The argument for trade-at goes like this: If exchanges got first dibs on all orders, people would be more likely to place their limit orders on the exchanges, and therefore the size of bids and offers would increase, which would make the market more stable and save us from another flash crash. But even if you accept the wishful notion that more display size could save us from Flash Crash II, ask yourself whether this same result could be achieved without government mandates that restrict choice. I think it could. Displayed orders already have a big advantage because of the current "trade-through" protection, which gives them considerably higher fill rates over dark orders.
A forward-thinking displayed venue that adopted "long-term friendly" policies could potentially create the best of both worlds: a venue with high fill rates and high quality fills. If each exchange launched one "long-term friendly" book, the resulting flood of displayed bids and offers could be a free-market solution to the underlying problem of exchange market share loss, without the arbitrary wealth-shifting and unintended consequences typical of government action.
Ultimately, the regulators would be swimming against the tide of history in passing trade-at or any similar rules that would kill alternative venues and restrict investor choice. American history falls firmly on the side of choice, and organizations that resort to fighting it destroy their credibility. The teacher unions were once paragons of virtue, seen as defending the hardworking people who educate our children. But after publicly fighting against choice, teacher unions find themselves regularly cast as the villain in books and documentaries. Pressure against the unions will continue to build, and in the end, they will lose and choice will win.

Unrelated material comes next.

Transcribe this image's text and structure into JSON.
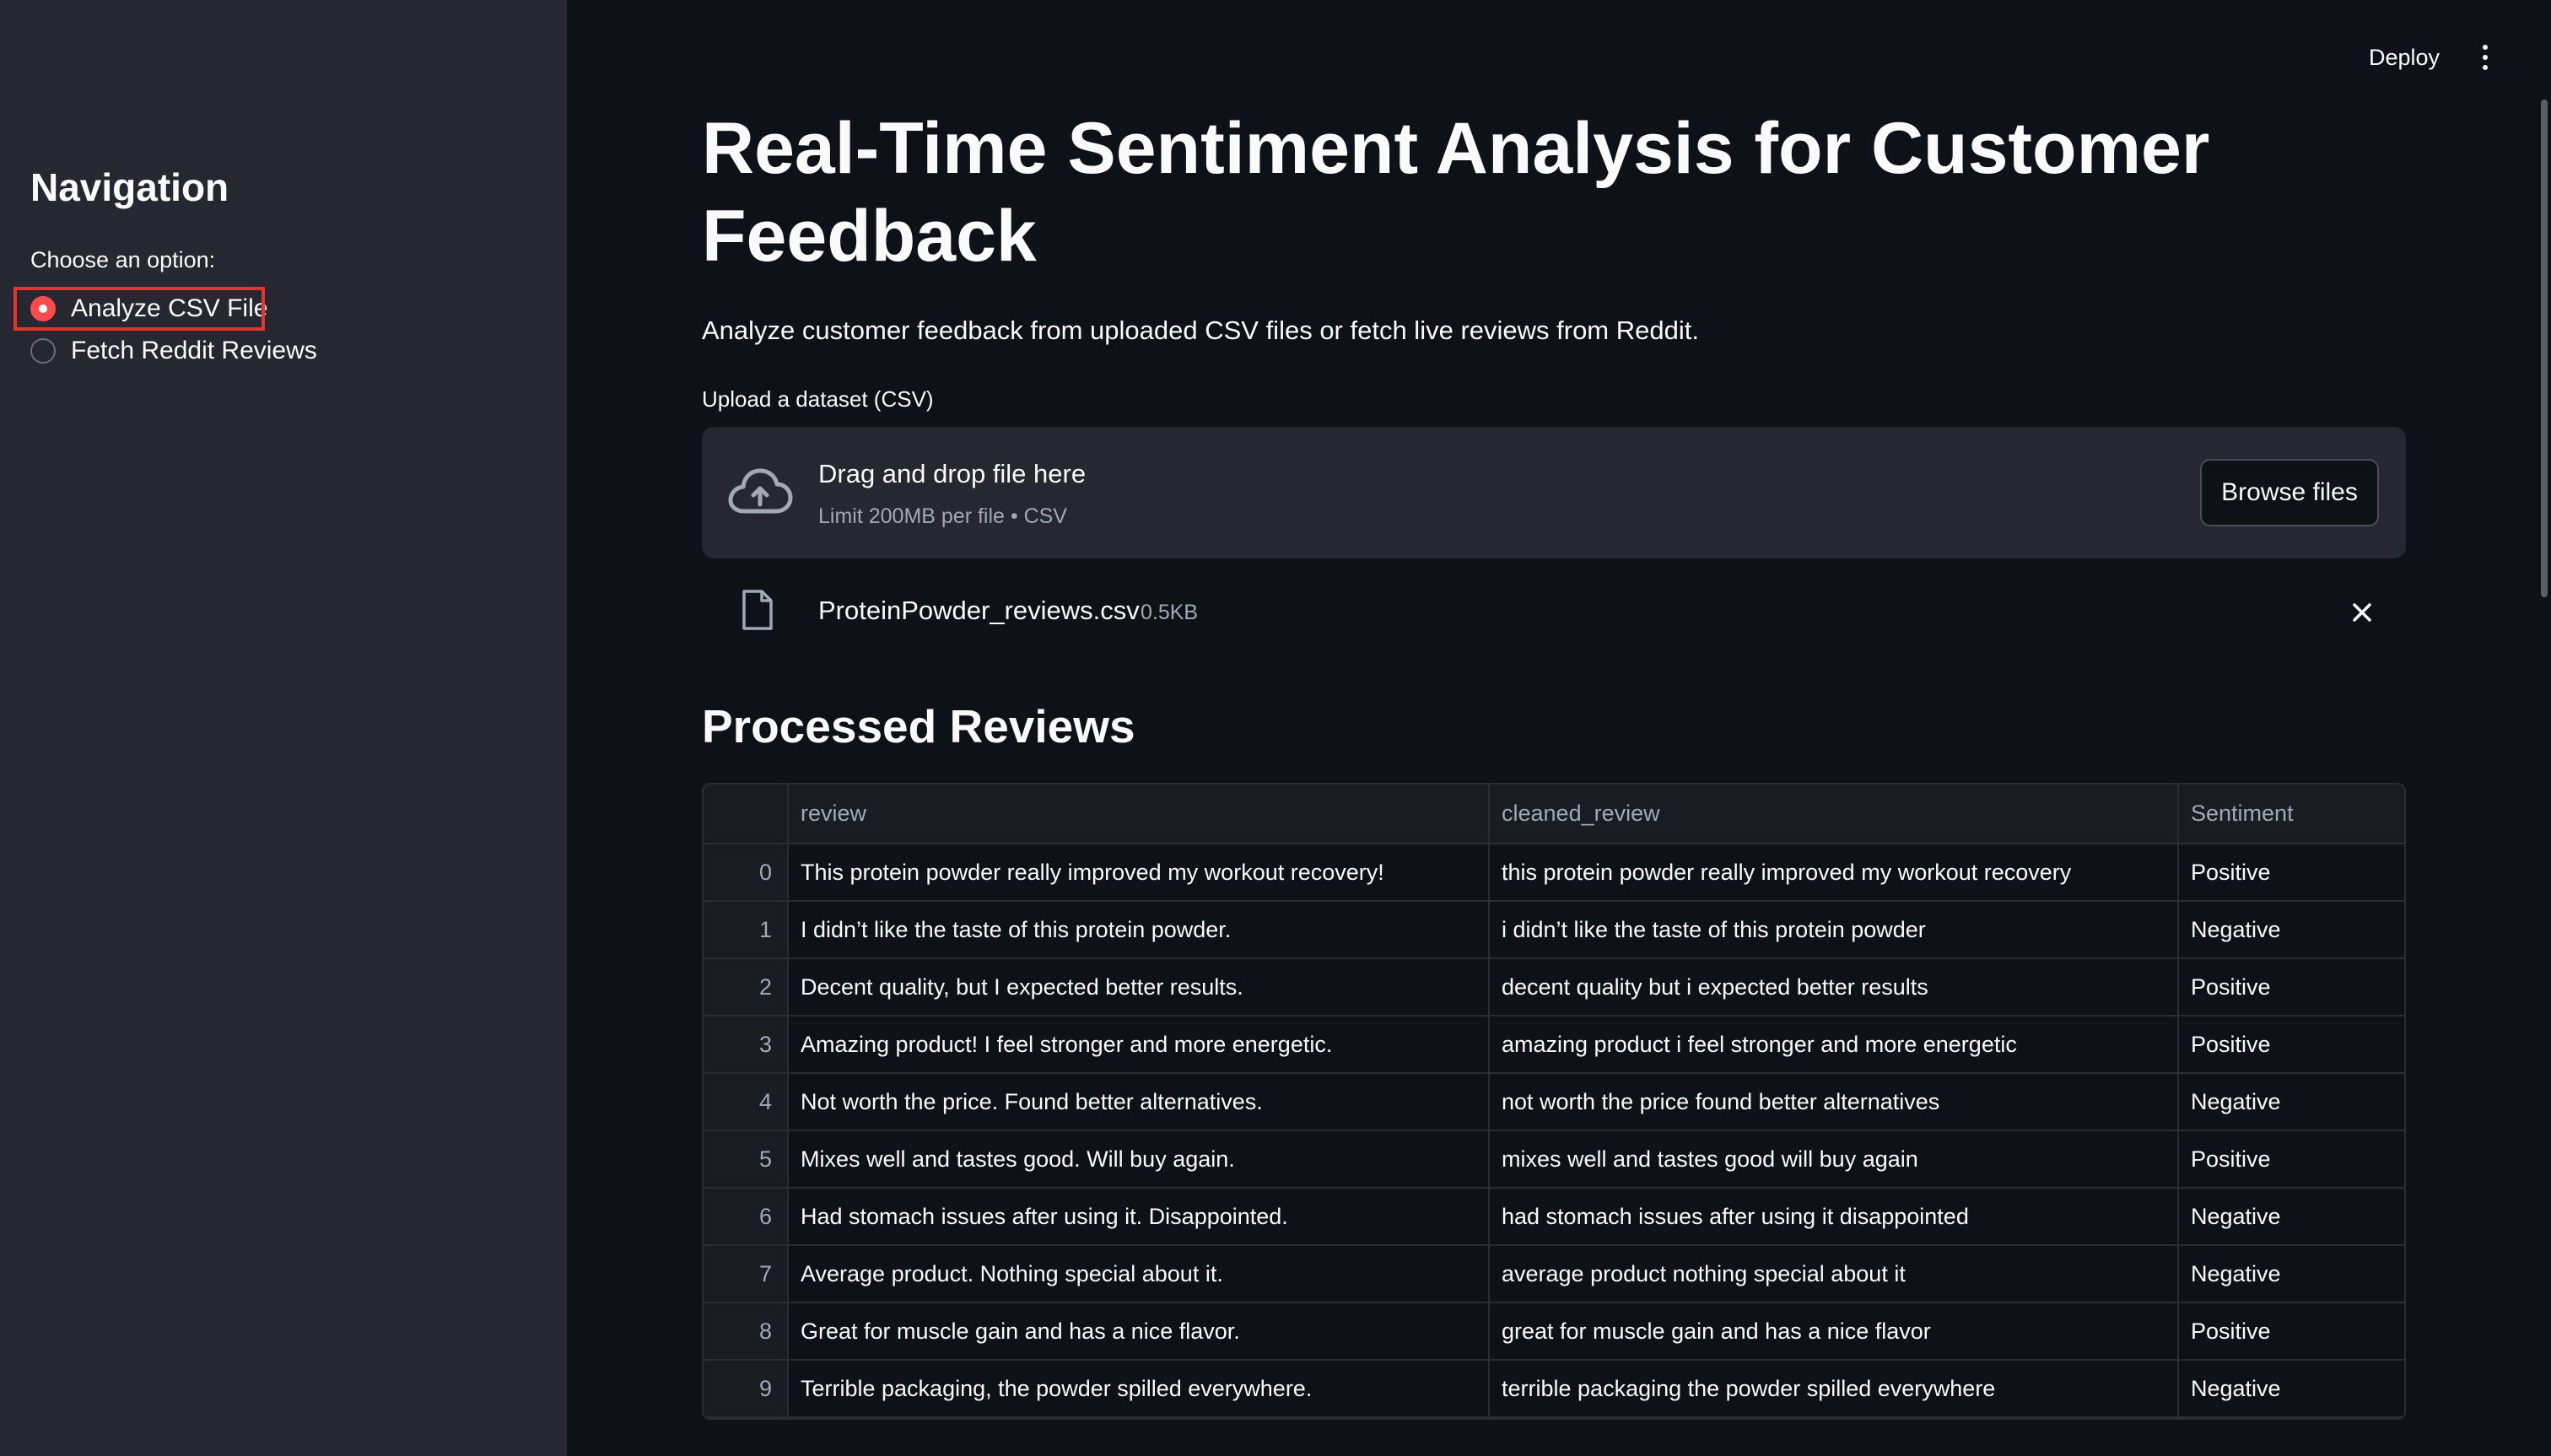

So look for charter schools to continue sprouting, dark pools to continue flourishing and "long-term friendly" exchanges to begin popping up and rescuing the forgotten investor. Superman may not be here quite yet, but he’s on the way.
Dan Mathisson is a columnist for Traders Magazine and the Head of Advanced Execution Services (AES) at Credit Suisse. The opinions expressed in this column are his own, and do not necessarily represent the opinions of the Credit Suisse Group.